La cita reunirá más de 425 participantes y la presente ha programado el trayecto más exigente en su casi decenal existencia, un total de 708 kilómetros fragmentados en seis etapas, que incluye parajes como las montañas del Atlas o el legendario paso del Erg Chebbi en las dunas del desierto marroquí. Sin duda, el mayor desafío para el biker de la Penya Ciclista Mahonesa tras once años dándole al pedal. Amante del ciclismo en carretera y de montaña, con especial querencia por el segundo, natural de Es Castell y residente en Sant Lluís, Pons advertirá su particular bautismo en la Titan Desert, que recorrerá bajo el patrocinio de las empresas locales Ciclos Tramontana y Día Complert.

«Es un sitio que siempre he querido visitar y hacerlo participando en una competición de alto nivel es lo máximo; intentaré hacerlo lo mejor posible, llevo cuatro años dándole vueltas y uno centrado en la preparación», explica nuestro protagonista sobre su motivación a transitar por el desierto marroquí. Autónomo en su ocupación laboral (es arador), ha sido ese aspecto una traba en su adiestramiento para el evento, en lo que acumula un año de dedicación.

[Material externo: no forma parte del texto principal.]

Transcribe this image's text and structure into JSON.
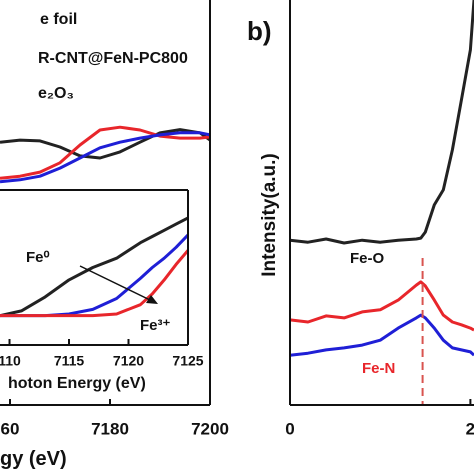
{
  "chart_data": [
    {
      "type": "line",
      "legend": [
        "e foil",
        "R-CNT@FeN-PC800",
        "e₂O₃"
      ],
      "x_label": "gy (eV)",
      "x": [
        7158,
        7162,
        7166,
        7170,
        7174,
        7178,
        7182,
        7186,
        7190,
        7194,
        7198,
        7200
      ],
      "xlim": [
        7158,
        7200
      ],
      "xticks": [
        {
          "value": 7160,
          "label": "60"
        },
        7180,
        7200
      ],
      "ylim": [
        0,
        100
      ],
      "series": [
        {
          "color": "#222222",
          "values": [
            64.9,
            65.4,
            65.2,
            63.7,
            61.5,
            61.0,
            62.5,
            64.9,
            67.2,
            68.0,
            67.2,
            65.4
          ]
        },
        {
          "color": "#e8262b",
          "values": [
            56.0,
            56.5,
            57.5,
            59.8,
            64.2,
            67.9,
            68.6,
            67.9,
            66.4,
            65.9,
            65.9,
            66.2
          ]
        },
        {
          "color": "#1f1fd6",
          "values": [
            55.1,
            55.6,
            56.5,
            58.5,
            61.0,
            63.5,
            64.9,
            65.9,
            66.7,
            67.2,
            67.2,
            66.7
          ]
        }
      ]
    },
    {
      "type": "line",
      "x_label": "hoton Energy (eV)",
      "annotations": [
        "Fe⁰",
        "Fe³⁺"
      ],
      "x": [
        7109.2,
        7111,
        7113,
        7115,
        7117,
        7119,
        7121,
        7122,
        7123,
        7124,
        7125
      ],
      "xlim": [
        7109.2,
        7125
      ],
      "xticks": [
        {
          "value": 7110,
          "label": "110"
        },
        7115,
        7120,
        7125
      ],
      "ylim": [
        0,
        1
      ],
      "series": [
        {
          "color": "#222222",
          "values": [
            0.19,
            0.22,
            0.31,
            0.42,
            0.5,
            0.56,
            0.66,
            0.7,
            0.74,
            0.78,
            0.82
          ]
        },
        {
          "color": "#1f1fd6",
          "values": [
            0.19,
            0.19,
            0.19,
            0.2,
            0.23,
            0.3,
            0.43,
            0.5,
            0.56,
            0.63,
            0.71
          ]
        },
        {
          "color": "#e8262b",
          "values": [
            0.19,
            0.19,
            0.19,
            0.19,
            0.19,
            0.2,
            0.26,
            0.33,
            0.42,
            0.52,
            0.61
          ]
        }
      ]
    },
    {
      "type": "line",
      "panel_label": "b)",
      "y_label": "Intensity(a.u.)",
      "annotations": [
        "Fe-O",
        "Fe-N"
      ],
      "x": [
        0,
        0.2,
        0.4,
        0.6,
        0.8,
        1.0,
        1.2,
        1.4,
        1.45,
        1.5,
        1.6,
        1.7,
        1.8,
        1.9,
        2.0,
        2.04
      ],
      "xlim": [
        0,
        2.04
      ],
      "xticks": [
        0,
        2
      ],
      "ylim": [
        0,
        100
      ],
      "reference_x": 1.47,
      "series": [
        {
          "color": "#222222",
          "values": [
            40.7,
            40.2,
            41.0,
            40.0,
            40.7,
            40.2,
            40.7,
            41.0,
            41.2,
            42.7,
            49.4,
            53.1,
            63.0,
            75.3,
            87.7,
            100
          ]
        },
        {
          "color": "#e8262b",
          "values": [
            21.0,
            20.5,
            22.0,
            21.5,
            23.0,
            23.5,
            25.9,
            29.6,
            30.4,
            29.4,
            25.9,
            22.2,
            20.5,
            19.8,
            19.0,
            18.5
          ]
        },
        {
          "color": "#1f1fd6",
          "values": [
            12.3,
            12.8,
            13.6,
            14.1,
            14.8,
            16.0,
            19.0,
            21.5,
            22.2,
            21.5,
            19.0,
            16.0,
            14.1,
            13.6,
            13.1,
            12.3
          ]
        }
      ]
    }
  ]
}
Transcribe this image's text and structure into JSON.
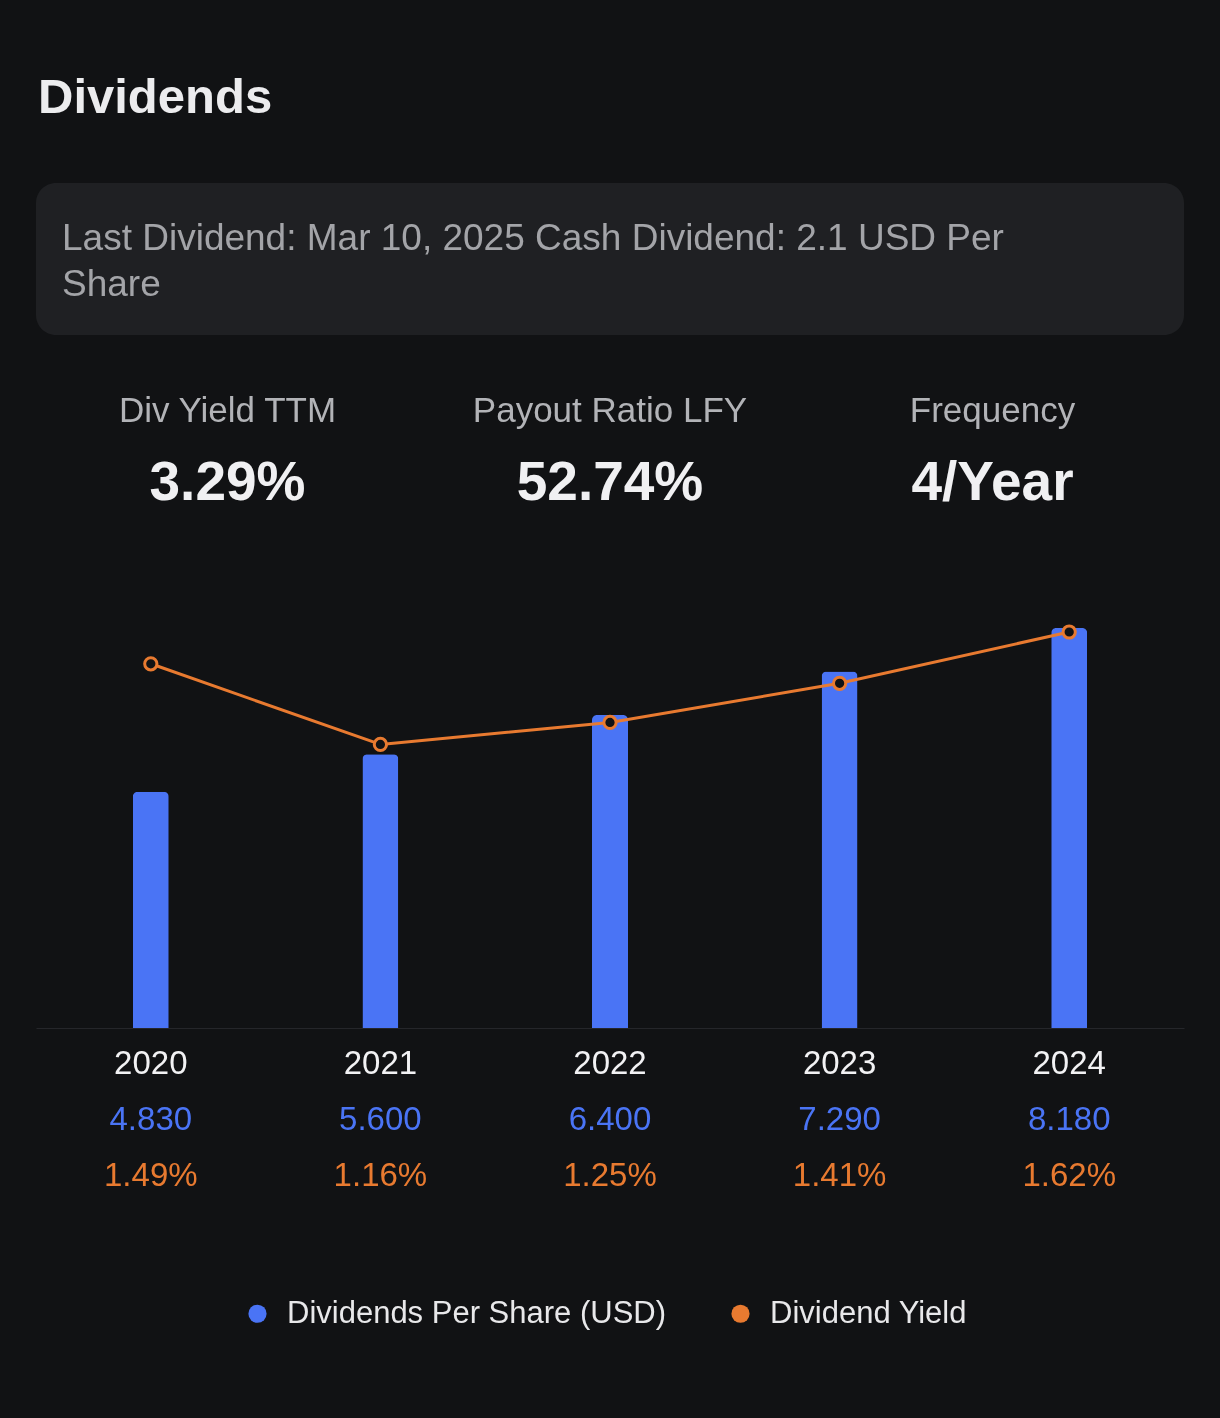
{
  "chart_data": {
    "type": "bar",
    "title": "Dividends",
    "annotations": [
      "Last Dividend:  Mar 10, 2025 Cash Dividend: 2.1 USD Per Share",
      "Div Yield TTM",
      "3.29%",
      "Payout Ratio LFY",
      "52.74%",
      "Frequency",
      "4/Year"
    ],
    "categories": [
      "2020",
      "2021",
      "2022",
      "2023",
      "2024"
    ],
    "series": [
      {
        "name": "Dividends Per Share  (USD)",
        "color": "#4a74f5",
        "values": [
          4.83,
          5.6,
          6.4,
          7.29,
          8.18
        ],
        "value_labels": [
          "4.830",
          "5.600",
          "6.400",
          "7.290",
          "8.180"
        ]
      },
      {
        "name": "Dividend Yield",
        "type": "line",
        "axis": "y2",
        "color": "#e87a30",
        "marker": "circle",
        "values": [
          1.49,
          1.16,
          1.25,
          1.41,
          1.62
        ],
        "value_labels": [
          "1.49%",
          "1.16%",
          "1.25%",
          "1.41%",
          "1.62%"
        ]
      }
    ],
    "tick_labels": "x",
    "legend": "bottom"
  }
}
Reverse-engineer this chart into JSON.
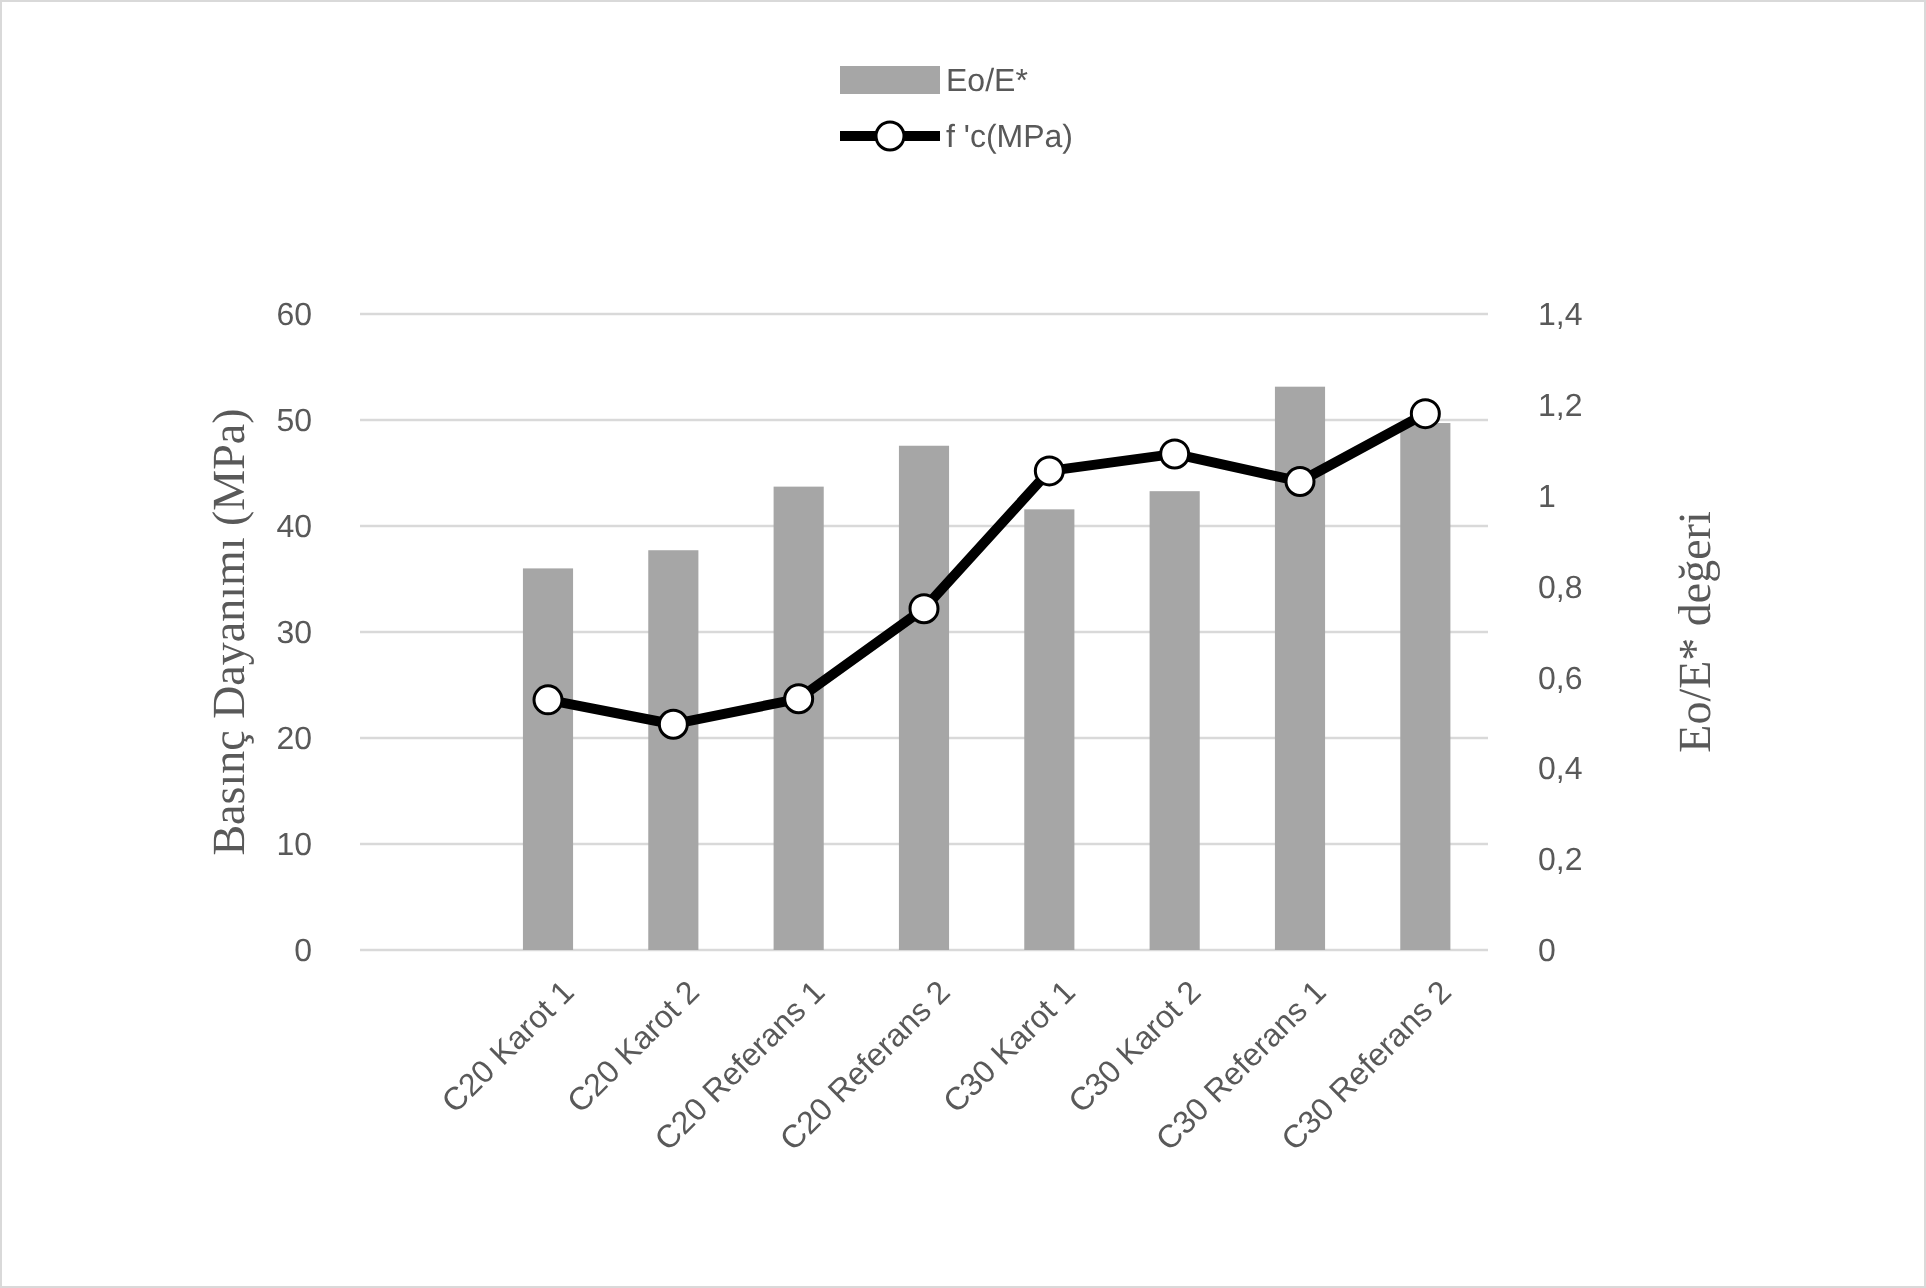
{
  "chart_data": {
    "type": "bar",
    "categories": [
      null,
      "C20 Karot 1",
      "C20 Karot 2",
      "C20 Referans 1",
      "C20 Referans 2",
      "C30 Karot 1",
      "C30 Karot 2",
      "C30 Referans 1",
      "C30 Referans 2"
    ],
    "ylabel": "Basınç Dayanımı (MPa)",
    "y2label": "Eo/E* değeri",
    "ylim": [
      0,
      60
    ],
    "yticks": [
      0,
      10,
      20,
      30,
      40,
      50,
      60
    ],
    "y2lim": [
      0,
      1.4
    ],
    "y2ticks": [
      {
        "value": 0,
        "label": "0"
      },
      {
        "value": 0.2,
        "label": "0,2"
      },
      {
        "value": 0.4,
        "label": "0,4"
      },
      {
        "value": 0.6,
        "label": "0,6"
      },
      {
        "value": 0.8,
        "label": "0,8"
      },
      {
        "value": 1,
        "label": "1"
      },
      {
        "value": 1.2,
        "label": "1,2"
      },
      {
        "value": 1.4,
        "label": "1,4"
      }
    ],
    "grid": "y",
    "legend": "top",
    "marker": "circle",
    "series": [
      {
        "name": "Eo/E*",
        "axis": "y2",
        "color": "#a6a6a6",
        "values": [
          null,
          0.84,
          0.88,
          1.02,
          1.11,
          0.97,
          1.01,
          1.24,
          1.16
        ]
      },
      {
        "name": "f 'c(MPa)",
        "type": "line",
        "axis": "y",
        "color": "#000000",
        "values": [
          null,
          23.6,
          21.3,
          23.7,
          32.2,
          45.2,
          46.8,
          44.2,
          50.6
        ]
      }
    ]
  }
}
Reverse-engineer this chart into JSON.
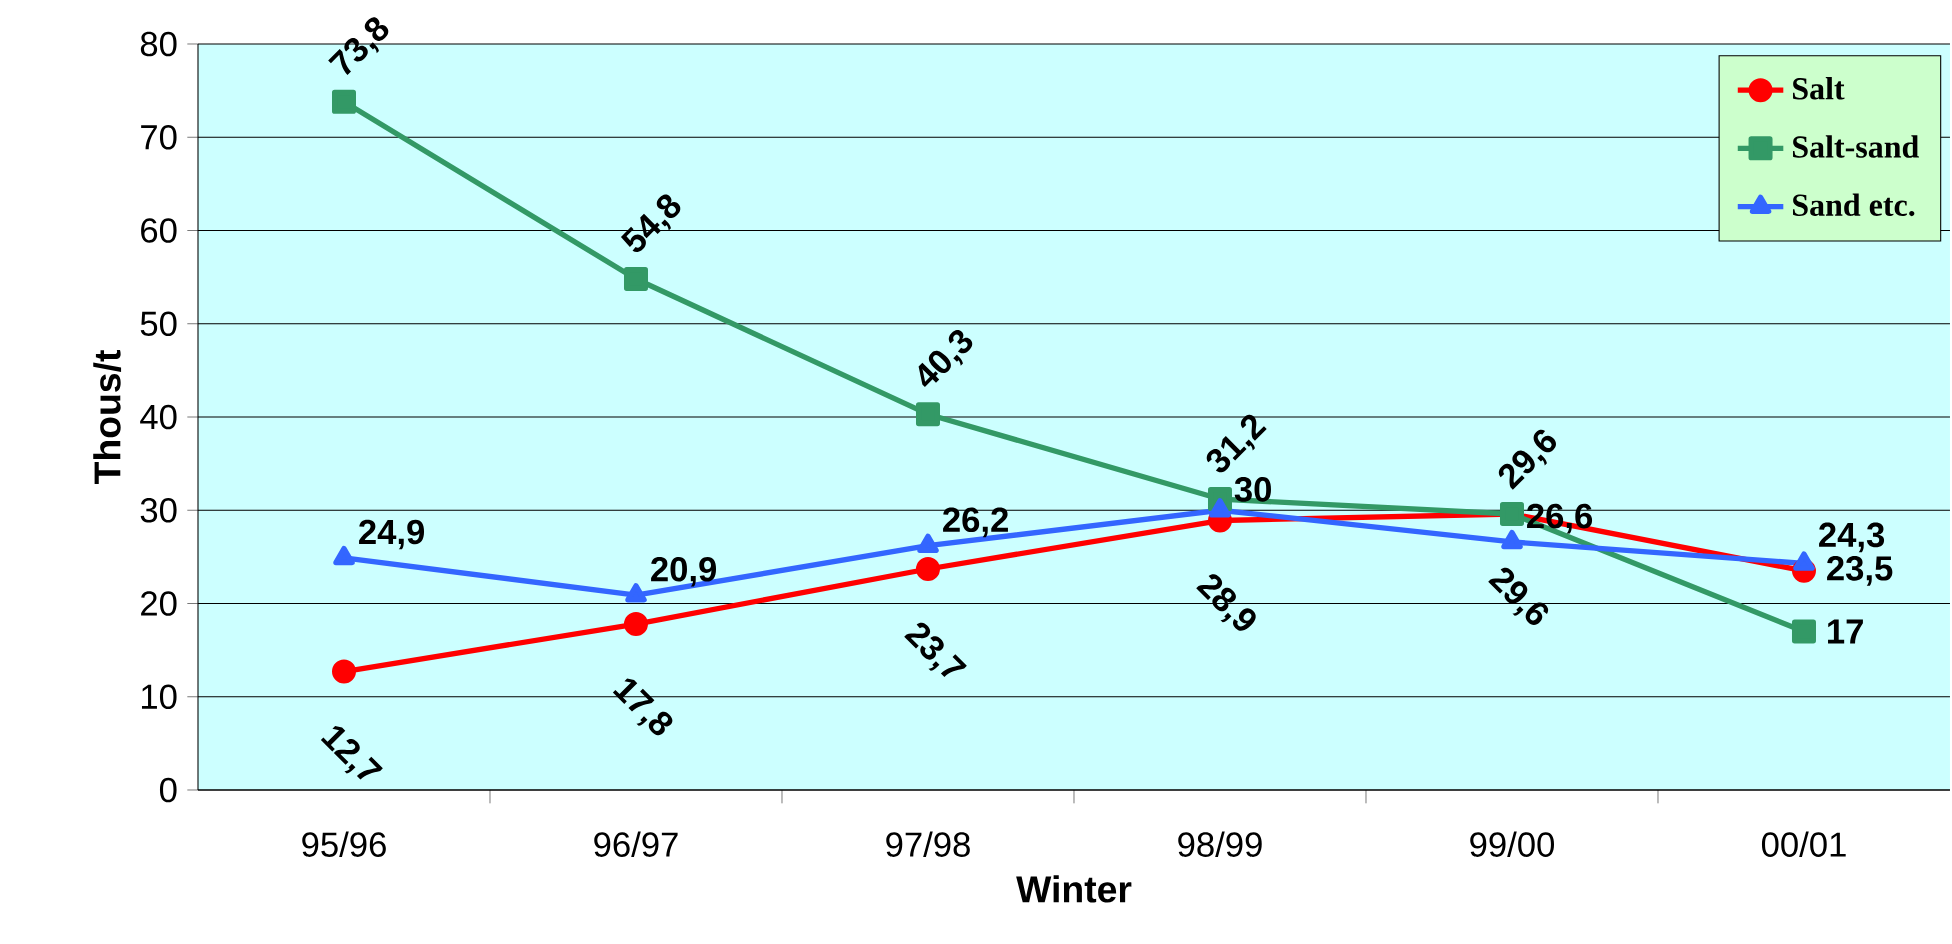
{
  "chart_data": {
    "type": "line",
    "xlabel": "Winter",
    "ylabel": "Thous/t",
    "categories": [
      "95/96",
      "96/97",
      "97/98",
      "98/99",
      "99/00",
      "00/01"
    ],
    "series": [
      {
        "name": "Salt",
        "color": "#ff0000",
        "marker": "circle",
        "values": [
          12.7,
          17.8,
          23.7,
          28.9,
          29.6,
          23.5
        ],
        "value_labels": [
          "12,7",
          "17,8",
          "23,7",
          "28,9",
          "29,6",
          "23,5"
        ]
      },
      {
        "name": "Salt-sand",
        "color": "#339966",
        "marker": "square",
        "values": [
          73.8,
          54.8,
          40.3,
          31.2,
          29.6,
          17
        ],
        "value_labels": [
          "73,8",
          "54,8",
          "40,3",
          "31,2",
          "29,6",
          "17"
        ]
      },
      {
        "name": "Sand etc.",
        "color": "#3366ff",
        "marker": "triangle",
        "values": [
          24.9,
          20.9,
          26.2,
          30,
          26.6,
          24.3
        ],
        "value_labels": [
          "24,9",
          "20,9",
          "26,2",
          "30",
          "26,6",
          "24,3"
        ]
      }
    ],
    "ylim": [
      0,
      80
    ],
    "yticks": [
      0,
      10,
      20,
      30,
      40,
      50,
      60,
      70,
      80
    ],
    "grid": "y",
    "legend": "top right",
    "line_style": "solid"
  }
}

«Siempre he llevado una alimentación equilibrada y sí, el tema laboral me condiciona para entrenar, pero suelo correr tres-cuatro días a la semana; dos horas entre semana y cuatro o cinco el fin de semana. Me ejercito en solitario, no tengo entrenador por que es difícil combinarlo con el trabajo, hago lo que puedo. Pero lo fundamental no es solo el aspecto físico, también está el material que cargas, allí no habrá servicio mecánico, debo llevarme herramientas, recambios, ropa, saco de dormir y no dejarme nada... eso también influirá», desgrana el biker.

Sus objetivos, dado el potencial de corredores que concentra la prueba, se alejan de aspirar a registros elevados. «No voy a ganar, sé lo que habrá, pero mi intención es terminar entre los 100 primeros.